The PRESIDENT -Is it offensive to you, Senator Wright?


Senator WHEELDON - I will withdraw it. I do not want to haggle about it. I only wish to say that I find Senator Laucke 's sensitivity rather disarming.


Senator Wright - I rise on a point of order. I think the Standing Orders preclude as a matter of parliamentary propriety the use of any expressions that impute dishonesty or lack of principle.


Senator WHEELDON - I have withdrawn.


Senator Wright - The word 'hypocrisy' would be within that category. For the standing of the Senate I would think that the use of such a word would attract an automatic requirement of withdrawal.


The PRESIDENT - I have a dictionary of forbidden words, but I cannot find that one amongst them.


Senator WHEELDON -Mr President,I have withdrawn. But having withdrawn, I would like to comment that I am surprised at the sudden sensitivity which has overcome Senator Laucke, who was quite happy to hear the word 'mudbag' being used by Senator Wright and I also was quite startled to hear Senator Wright suggesting that words which impute impropriety should not be used when he described Senator Gietzelt as a 'mudbag' on several occasions a few moments ago.

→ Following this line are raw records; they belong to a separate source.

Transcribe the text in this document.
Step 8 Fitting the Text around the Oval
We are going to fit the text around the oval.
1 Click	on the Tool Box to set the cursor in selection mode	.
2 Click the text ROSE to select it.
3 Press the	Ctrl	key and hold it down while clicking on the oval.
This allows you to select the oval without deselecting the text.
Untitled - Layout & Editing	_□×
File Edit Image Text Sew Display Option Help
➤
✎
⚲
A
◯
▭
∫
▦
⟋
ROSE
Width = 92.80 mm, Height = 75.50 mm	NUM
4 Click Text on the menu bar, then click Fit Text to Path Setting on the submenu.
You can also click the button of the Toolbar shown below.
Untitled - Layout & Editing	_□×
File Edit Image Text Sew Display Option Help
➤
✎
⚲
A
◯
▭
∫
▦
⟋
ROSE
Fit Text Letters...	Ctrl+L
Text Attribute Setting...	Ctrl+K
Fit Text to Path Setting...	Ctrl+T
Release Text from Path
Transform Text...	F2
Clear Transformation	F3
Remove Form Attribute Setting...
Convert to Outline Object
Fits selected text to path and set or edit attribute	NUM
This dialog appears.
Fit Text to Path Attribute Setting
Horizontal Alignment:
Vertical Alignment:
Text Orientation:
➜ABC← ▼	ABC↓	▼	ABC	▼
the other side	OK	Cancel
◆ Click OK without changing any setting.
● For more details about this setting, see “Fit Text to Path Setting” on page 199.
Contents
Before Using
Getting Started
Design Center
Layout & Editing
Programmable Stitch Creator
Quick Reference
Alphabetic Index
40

I will not use the word 'hypocrisy' but I will say that it is a sign of the selectivity of Senator Wright in approaching these matters. I find it completely audacious on his part to come into the Senate tonight to complain about an abuse of privilege when only yesterday when this very Senate was discussing the purchase of a painting by this Government he referred to corruption on the part of people who were not involved in politicspeople engaged in business. He in his coward's castle accused of corruption people whom he knew could not answer. Yet he now comes along with this fulsome manner he has, which of course impresses no one, even his own colleagues in the Liberal Party who have approximately the same opinion of him as I have, and tries to impress us with this superior virtue that he, Senator Wright, would never traduce anybody outside the Parliament, when he has made a career of it ever since he has been in the place. I do not think anybody is impressed. I do not think the Press will succumb to his insults. The Press will have watched him down the years and will not take very seriously what he has said tonight. Senator Gietzelt has drawn the attention of the Senate to a serious matter. He has made a specific proposal that there ought to be an inquiry by way of royal commission into this matter. The fact that there are or are not elections to be held is not in my view a matter which affects the validity of what he has said tonight. He raised this matter as soon as the information was given to him and I believe he has properly raised it. I do not believe that the insults of Senator Wright will overcome what he has said. The only way that it can be overcome is to have a royal commission or inquiry along the lines Senator Gietzelt suggested.